Mirror noir: American Art Museum’s ‘Reflections, Refractions’

 

If you go
“Reflections / Refractions”
Where: National Portrait Gallery, 8th and F Streets NW
When: Through August 16
Info: Free; 202-633-1000; npg.si.edu

“Physiognomy,” says National Portrait Gallery curator Anne Collins Goodyear, “can be a mask.”

 

That’s the premise around which she and Wendy Rick Reaves, NPG curator of prints and drawings, have assembled “Reflections/Refractions,” an intriguing survey of 20th introspection on view through mid-August. An ideal companion piece to the NPG’s Marcel Duchamp-inspired portraiture show, “Reflections” features works of self-examination by a coterie of influential creators, from Childe Hassam to Edward Hopper to Andy Warhol.

Portraiture, and even figuration itself, had fallen out of fashion among the avant-garde in by the middle of the last century, Goodyear notes. It fell to artists like Chuck Close and Will Barnett found ways to make it relevant, and revelatory, again.

Close’s 1982 “Self-Portrait/Manipulated” is but one example of how breaking free of representation made new depths of insight possible. Close made the piece — a large head shot, of sorts — by pouring different paper pulps into a grid and then removing the grid before the pulp had dried, giving the finished cast a craggy texture that almost appears to move.

Robert Rauschenberg’s 1968 tri-panel “Autobiography” is another unconventional portrait. Like all the best pieces here, this one is dedicated to the faithful execution of a concept rather than likeness.

The green box in the panel on the right is a Duchamp reference, says Goodyear. The piece’s three panels can be arranged vertically or horizontally, as they are here. Included in this piece’s forest of evocative imagery are an X-ray of a skeleton, and Rauschenberg’s astrological sign, Libra. There are oil tanks, alluding to his boyhood in Port Arthur, Texas, and a skyline of Manhattan, where he lived later. There’s also a dense text narrative of his life printed in a spiral, so that the text resembles a giant fingerprint. The third panel is dominated by a photo from to his performance piece, “Pelican” — a sample of concept-art-on-wheels that he presented in a DC roller-rink in 1963.

The show finds artists stretching conceptually in other directions, too. Robert Arneson’s 1975, “Brick,” is — wait for it — a brick inscribed with his name. Arneson, Goodyear points out, is trading on our prior associations with the word, and the object. Bricks are ubiquitous and anonymous. There’s the character Brick in Tennesse Williams’s 1955 play”Cat on a Hot Tin Roof,” which preceded Arneson’s work, and also Pink Floyd’s 1979 anthem of alienation, “Another Brick in the Wall,” which followed it.

Arneson’s “California Brick” gives us a brick cleaved in two as if by an earthquake. Arneson hemorrhaged while working on it – the bleeding was the first sign of the bladder cancer that eventually killed him. It also alludes to his earlier “Self-Portrait of an Artist Losing His Marbles,” a traditional bust that Arneson, ever irreverent, filled in with marbles after it cracked in his kiln.
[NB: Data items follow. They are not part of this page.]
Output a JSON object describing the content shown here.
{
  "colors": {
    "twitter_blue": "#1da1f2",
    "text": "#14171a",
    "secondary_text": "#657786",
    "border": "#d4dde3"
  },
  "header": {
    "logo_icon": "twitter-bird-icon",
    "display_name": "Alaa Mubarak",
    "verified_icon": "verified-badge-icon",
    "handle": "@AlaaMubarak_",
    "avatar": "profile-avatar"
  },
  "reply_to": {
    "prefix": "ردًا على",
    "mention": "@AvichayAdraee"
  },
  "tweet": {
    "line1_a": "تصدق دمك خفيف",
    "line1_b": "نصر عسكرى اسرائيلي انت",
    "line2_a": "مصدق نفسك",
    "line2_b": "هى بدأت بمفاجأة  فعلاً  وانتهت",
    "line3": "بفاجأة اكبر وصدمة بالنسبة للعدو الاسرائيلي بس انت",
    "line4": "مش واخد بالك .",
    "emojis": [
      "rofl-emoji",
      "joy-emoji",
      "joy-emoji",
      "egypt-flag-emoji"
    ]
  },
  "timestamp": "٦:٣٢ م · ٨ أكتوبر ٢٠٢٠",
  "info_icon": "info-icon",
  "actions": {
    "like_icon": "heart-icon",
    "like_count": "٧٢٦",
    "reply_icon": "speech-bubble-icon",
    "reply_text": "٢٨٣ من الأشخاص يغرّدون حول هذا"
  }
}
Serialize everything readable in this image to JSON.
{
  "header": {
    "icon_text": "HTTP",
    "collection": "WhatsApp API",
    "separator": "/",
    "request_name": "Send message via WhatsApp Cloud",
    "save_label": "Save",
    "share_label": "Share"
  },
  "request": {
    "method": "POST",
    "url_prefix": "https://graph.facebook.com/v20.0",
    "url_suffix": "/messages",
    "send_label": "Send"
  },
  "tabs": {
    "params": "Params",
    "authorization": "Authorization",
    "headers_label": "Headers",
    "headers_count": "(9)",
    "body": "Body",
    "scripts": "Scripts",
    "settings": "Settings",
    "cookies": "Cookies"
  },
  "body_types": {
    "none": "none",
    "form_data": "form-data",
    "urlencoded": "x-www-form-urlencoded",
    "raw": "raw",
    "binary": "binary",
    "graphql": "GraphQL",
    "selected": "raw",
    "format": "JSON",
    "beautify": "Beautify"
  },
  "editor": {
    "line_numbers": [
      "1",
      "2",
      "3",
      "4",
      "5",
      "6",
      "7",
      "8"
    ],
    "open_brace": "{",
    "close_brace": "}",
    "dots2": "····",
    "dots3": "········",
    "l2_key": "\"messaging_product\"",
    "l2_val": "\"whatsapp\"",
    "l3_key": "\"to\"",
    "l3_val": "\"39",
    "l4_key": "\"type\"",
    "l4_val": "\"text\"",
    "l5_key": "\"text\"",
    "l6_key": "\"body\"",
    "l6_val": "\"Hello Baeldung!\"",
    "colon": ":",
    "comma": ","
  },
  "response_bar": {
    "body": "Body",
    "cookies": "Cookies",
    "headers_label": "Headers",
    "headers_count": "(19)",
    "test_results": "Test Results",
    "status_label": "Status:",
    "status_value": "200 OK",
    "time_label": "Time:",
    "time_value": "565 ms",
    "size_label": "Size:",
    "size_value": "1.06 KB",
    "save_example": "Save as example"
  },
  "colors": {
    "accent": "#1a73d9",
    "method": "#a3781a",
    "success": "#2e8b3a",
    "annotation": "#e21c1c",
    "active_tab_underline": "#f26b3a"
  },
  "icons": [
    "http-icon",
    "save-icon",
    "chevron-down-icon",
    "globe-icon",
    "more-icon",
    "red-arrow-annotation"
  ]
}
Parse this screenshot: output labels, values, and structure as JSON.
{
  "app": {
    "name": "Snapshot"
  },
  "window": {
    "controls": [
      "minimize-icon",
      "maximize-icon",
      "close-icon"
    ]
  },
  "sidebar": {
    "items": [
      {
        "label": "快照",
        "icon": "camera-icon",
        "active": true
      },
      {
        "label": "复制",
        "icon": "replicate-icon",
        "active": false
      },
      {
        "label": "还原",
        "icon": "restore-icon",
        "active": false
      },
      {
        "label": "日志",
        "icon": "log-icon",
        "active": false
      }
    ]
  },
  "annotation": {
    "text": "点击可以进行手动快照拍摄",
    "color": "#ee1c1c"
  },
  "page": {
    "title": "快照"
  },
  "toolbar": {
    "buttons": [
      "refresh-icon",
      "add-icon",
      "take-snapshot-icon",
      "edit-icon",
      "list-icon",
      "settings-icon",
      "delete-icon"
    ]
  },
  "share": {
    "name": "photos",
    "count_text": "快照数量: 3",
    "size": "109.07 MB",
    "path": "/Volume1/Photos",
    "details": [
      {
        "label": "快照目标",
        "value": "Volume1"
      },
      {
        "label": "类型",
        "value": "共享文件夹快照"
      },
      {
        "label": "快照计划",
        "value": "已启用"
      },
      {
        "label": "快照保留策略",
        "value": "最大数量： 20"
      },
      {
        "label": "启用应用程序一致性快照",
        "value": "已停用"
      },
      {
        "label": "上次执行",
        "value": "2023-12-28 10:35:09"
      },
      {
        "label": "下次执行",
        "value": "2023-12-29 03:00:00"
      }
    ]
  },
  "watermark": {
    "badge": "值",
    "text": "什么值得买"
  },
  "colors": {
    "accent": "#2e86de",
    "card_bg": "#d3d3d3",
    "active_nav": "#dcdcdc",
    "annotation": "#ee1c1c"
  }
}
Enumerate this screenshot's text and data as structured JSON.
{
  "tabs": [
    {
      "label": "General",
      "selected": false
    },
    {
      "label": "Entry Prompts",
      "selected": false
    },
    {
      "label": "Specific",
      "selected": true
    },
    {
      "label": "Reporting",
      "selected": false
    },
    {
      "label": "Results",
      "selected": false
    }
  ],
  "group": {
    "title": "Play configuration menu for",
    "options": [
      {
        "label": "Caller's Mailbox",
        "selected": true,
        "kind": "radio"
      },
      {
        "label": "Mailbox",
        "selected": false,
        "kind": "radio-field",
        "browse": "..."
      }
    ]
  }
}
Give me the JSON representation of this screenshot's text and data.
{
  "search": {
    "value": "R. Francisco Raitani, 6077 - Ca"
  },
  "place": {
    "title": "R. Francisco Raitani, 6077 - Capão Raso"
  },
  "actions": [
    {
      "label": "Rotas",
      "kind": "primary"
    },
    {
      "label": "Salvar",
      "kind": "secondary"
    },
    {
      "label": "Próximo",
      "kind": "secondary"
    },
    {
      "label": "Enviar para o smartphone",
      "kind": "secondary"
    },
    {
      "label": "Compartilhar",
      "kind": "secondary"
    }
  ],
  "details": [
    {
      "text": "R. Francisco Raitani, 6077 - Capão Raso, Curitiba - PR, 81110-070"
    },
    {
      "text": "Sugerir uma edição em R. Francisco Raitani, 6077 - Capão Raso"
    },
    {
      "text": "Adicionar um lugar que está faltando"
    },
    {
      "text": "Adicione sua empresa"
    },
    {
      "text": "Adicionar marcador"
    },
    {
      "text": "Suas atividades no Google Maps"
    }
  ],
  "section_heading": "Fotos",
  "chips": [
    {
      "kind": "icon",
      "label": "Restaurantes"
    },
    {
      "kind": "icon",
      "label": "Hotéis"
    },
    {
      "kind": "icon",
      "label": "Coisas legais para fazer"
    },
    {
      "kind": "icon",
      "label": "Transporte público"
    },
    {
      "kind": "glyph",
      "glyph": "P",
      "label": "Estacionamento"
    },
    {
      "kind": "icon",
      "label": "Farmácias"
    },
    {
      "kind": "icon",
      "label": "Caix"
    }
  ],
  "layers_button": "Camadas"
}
The show’s more recent pieces are equally self-reflective. Kiki Smith’s 1994 photograuve/etching/drypoint “Free Fall” shows us the artist, naked, cradling a book to her body in an almost fetal pose. Susan Hauptman’s 2001 “Self-Portrait with Dog,” meanwhile, gives us hyper-drafted face, a clumsy, disproportionate body, a feminine costume, and butch haircut — each seemingly an contradiction intended to advance portraiture by subverting it.

In that, it’s wholly representative of this generous, absorbing show.